Many people misunderstand the market, thinking that it will be cost-effective if it falls, and it will rise back in a short time. So some people put forward a self-righteous fund buying strategy, that is, when the market plummets, they immediately buy optimistic funds, in order to make the funds gain income when the market rebounds. Actually, it's not. Buying when falling is actually a very dangerous thing, because most people can't judge whether the decline is a callback or a big drop, let alone how deep the decline is and how much your heart can bear. Generally, it is a rule to buy after a big drop and sell after a big rise. As for the specific operation, experience is needed.
The market does occasionally plummet without warning, and then rebound for a short time, but this is a very rare situation, provided that there is no major bad news in the market, or there is bad news, but it was later rumored. At this time, the market rebounded because there was an unexpected deviation in the market before, and now it just returned to normal.

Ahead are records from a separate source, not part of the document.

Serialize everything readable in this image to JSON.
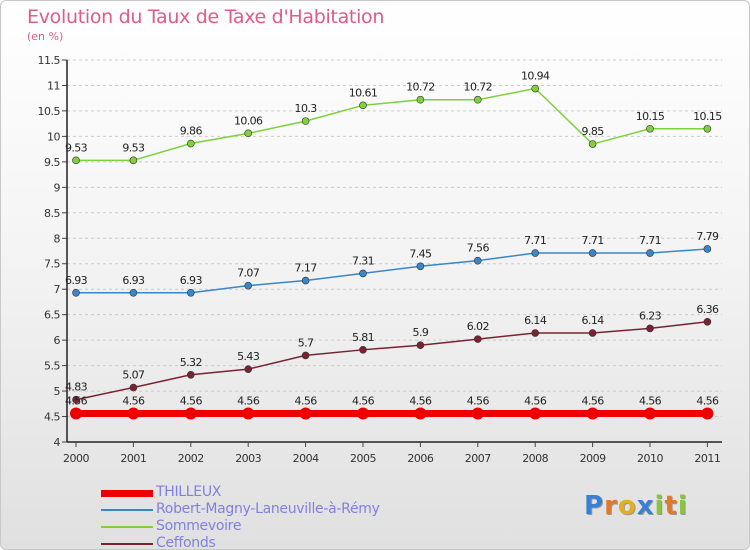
{
  "title": "Evolution du Taux de Taxe d'Habitation",
  "unit_label": "(en %)",
  "colors": {
    "title": "#e05a8a",
    "axis_text": "#333333",
    "legend_text": "#8080e0",
    "grid": "#cccccc"
  },
  "chart_data": {
    "type": "line",
    "title": "Evolution du Taux de Taxe d'Habitation",
    "ylabel": "(en %)",
    "xlabel": "",
    "x": [
      "2000",
      "2001",
      "2002",
      "2003",
      "2004",
      "2005",
      "2006",
      "2007",
      "2008",
      "2009",
      "2010",
      "2011"
    ],
    "ylim": [
      4,
      11.5
    ],
    "yticks": [
      "4",
      "4.5",
      "5",
      "5.5",
      "6",
      "6.5",
      "7",
      "7.5",
      "8",
      "8.5",
      "9",
      "9.5",
      "10",
      "10.5",
      "11",
      "11.5"
    ],
    "grid": "horizontal dashed",
    "legend_position": "bottom-left",
    "series": [
      {
        "name": "THILLEUX",
        "color": "#ee0000",
        "values": [
          4.56,
          4.56,
          4.56,
          4.56,
          4.56,
          4.56,
          4.56,
          4.56,
          4.56,
          4.56,
          4.56,
          4.56
        ],
        "labels": [
          "4.56",
          "4.56",
          "4.56",
          "4.56",
          "4.56",
          "4.56",
          "4.56",
          "4.56",
          "4.56",
          "4.56",
          "4.56",
          "4.56"
        ]
      },
      {
        "name": "Robert-Magny-Laneuville-à-Rémy",
        "color": "#3a86c8",
        "values": [
          6.93,
          6.93,
          6.93,
          7.07,
          7.17,
          7.31,
          7.45,
          7.56,
          7.71,
          7.71,
          7.71,
          7.79
        ],
        "labels": [
          "6.93",
          "6.93",
          "6.93",
          "7.07",
          "7.17",
          "7.31",
          "7.45",
          "7.56",
          "7.71",
          "7.71",
          "7.71",
          "7.79"
        ]
      },
      {
        "name": "Sommevoire",
        "color": "#7ed13b",
        "values": [
          9.53,
          9.53,
          9.86,
          10.06,
          10.3,
          10.61,
          10.72,
          10.72,
          10.94,
          9.85,
          10.15,
          10.15
        ],
        "labels": [
          "9.53",
          "9.53",
          "9.86",
          "10.06",
          "10.3",
          "10.61",
          "10.72",
          "10.72",
          "10.94",
          "9.85",
          "10.15",
          "10.15"
        ]
      },
      {
        "name": "Ceffonds",
        "color": "#7a2330",
        "values": [
          4.83,
          5.07,
          5.32,
          5.43,
          5.7,
          5.81,
          5.9,
          6.02,
          6.14,
          6.14,
          6.23,
          6.36
        ],
        "labels": [
          "4.83",
          "5.07",
          "5.32",
          "5.43",
          "5.7",
          "5.81",
          "5.9",
          "6.02",
          "6.14",
          "6.14",
          "6.23",
          "6.36"
        ]
      }
    ]
  },
  "logo": {
    "letters": [
      "P",
      "r",
      "o",
      "x",
      "i",
      "t",
      "i"
    ],
    "colors": [
      "#3a7fd0",
      "#e07a2a",
      "#e0b020",
      "#3a7fd0",
      "#8ac43a",
      "#e07a2a",
      "#8ac43a"
    ]
  }
}
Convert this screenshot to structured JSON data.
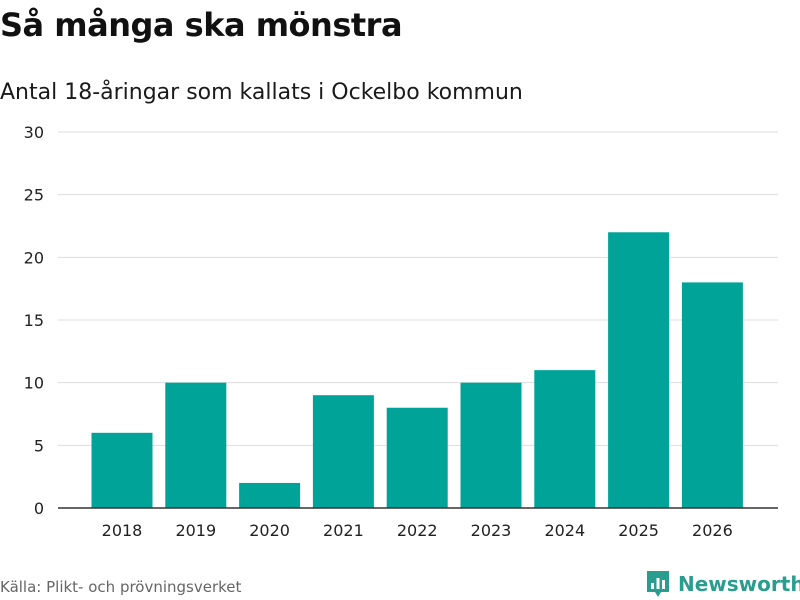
{
  "header": {
    "title": "Så många ska mönstra",
    "subtitle": "Antal 18-åringar som kallats i Ockelbo kommun"
  },
  "footer": {
    "source": "Källa: Plikt- och prövningsverket",
    "brand": "Newsworthy",
    "brand_icon": "bar-chart-bubble-icon"
  },
  "colors": {
    "bar": "#00a398",
    "grid": "#dddddd",
    "axis": "#333333",
    "brand": "#2a9d8f"
  },
  "chart_data": {
    "type": "bar",
    "title": "Så många ska mönstra",
    "subtitle": "Antal 18-åringar som kallats i Ockelbo kommun",
    "xlabel": "",
    "ylabel": "",
    "categories": [
      "2018",
      "2019",
      "2020",
      "2021",
      "2022",
      "2023",
      "2024",
      "2025",
      "2026"
    ],
    "values": [
      6,
      10,
      2,
      9,
      8,
      10,
      11,
      22,
      18
    ],
    "ylim": [
      0,
      30
    ],
    "yticks": [
      0,
      5,
      10,
      15,
      20,
      25,
      30
    ],
    "grid": true,
    "legend": "none"
  }
}
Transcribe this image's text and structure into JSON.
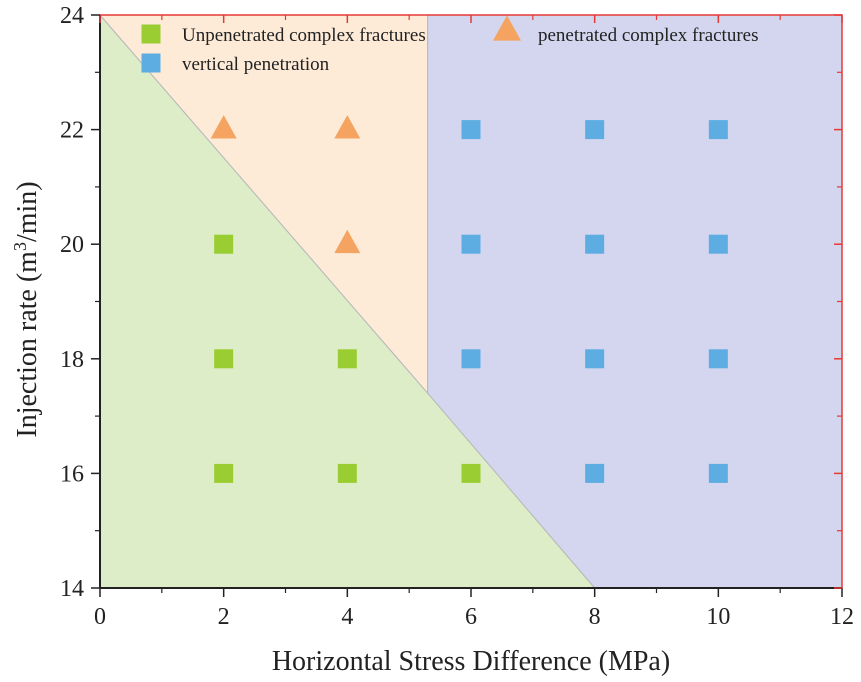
{
  "chart_data": {
    "type": "scatter",
    "title": "",
    "xlabel": "Horizontal Stress Difference (MPa)",
    "ylabel_parts": {
      "before": "Injection rate (m",
      "superscript": "3",
      "after": "/min)"
    },
    "xlim": [
      0,
      12
    ],
    "ylim": [
      14,
      24
    ],
    "x_ticks": [
      0,
      2,
      4,
      6,
      8,
      10,
      12
    ],
    "y_ticks": [
      14,
      16,
      18,
      20,
      22,
      24
    ],
    "legend_position": "top",
    "colors": {
      "green": "#9acd32",
      "orange": "#f4a460",
      "blue": "#5dade2",
      "green_region": "#dcedc8",
      "orange_region": "#fdebd8",
      "blue_region": "#d3d6ee",
      "frame": "#e53935",
      "axis": "#222222"
    },
    "regions": [
      {
        "name": "Unpenetrated complex fractures region",
        "color": "#dcedc8",
        "polygon": [
          [
            0,
            24
          ],
          [
            5.3,
            17.4
          ],
          [
            8,
            14
          ],
          [
            0,
            14
          ]
        ]
      },
      {
        "name": "penetrated complex fractures region",
        "color": "#fdebd8",
        "polygon": [
          [
            0,
            24
          ],
          [
            5.3,
            24
          ],
          [
            5.3,
            17.4
          ]
        ]
      },
      {
        "name": "vertical penetration region",
        "color": "#d3d6ee",
        "polygon": [
          [
            5.3,
            24
          ],
          [
            12,
            24
          ],
          [
            12,
            14
          ],
          [
            8,
            14
          ],
          [
            5.3,
            17.4
          ]
        ]
      }
    ],
    "series": [
      {
        "name": "Unpenetrated complex fractures",
        "marker": "square",
        "color": "#9acd32",
        "points": [
          [
            2,
            20
          ],
          [
            2,
            18
          ],
          [
            4,
            18
          ],
          [
            2,
            16
          ],
          [
            4,
            16
          ],
          [
            6,
            16
          ]
        ]
      },
      {
        "name": "penetrated complex fractures",
        "marker": "triangle",
        "color": "#f4a460",
        "points": [
          [
            2,
            22
          ],
          [
            4,
            22
          ],
          [
            4,
            20
          ]
        ]
      },
      {
        "name": "vertical penetration",
        "marker": "square",
        "color": "#5dade2",
        "points": [
          [
            6,
            22
          ],
          [
            8,
            22
          ],
          [
            10,
            22
          ],
          [
            6,
            20
          ],
          [
            8,
            20
          ],
          [
            10,
            20
          ],
          [
            6,
            18
          ],
          [
            8,
            18
          ],
          [
            10,
            18
          ],
          [
            8,
            16
          ],
          [
            10,
            16
          ]
        ]
      }
    ]
  }
}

The decline of the market is mostly accompanied by major bad news in the market, which has a significant adverse impact on the macro-economy or the future of the stock market. At the same time, these adverse effects can't be eliminated in a short time, so it will hit the mood and capital of the stock market, which will lead investors to be generally pessimistic about the future stock market and sell stocks to cash out. The market will continue to fall in a certain period of time in the future and remain at a low level, and there will be no rebound.
If you don't make a distinction, buy a fund immediately on the day when the market falls sharply, and it is very likely that you will buy it and stand guard on the top of the mountain. Therefore, the correct approach should be to observe for a few days to see if the market is likely to continue to fall, and then wait for the market to stabilize before buying funds.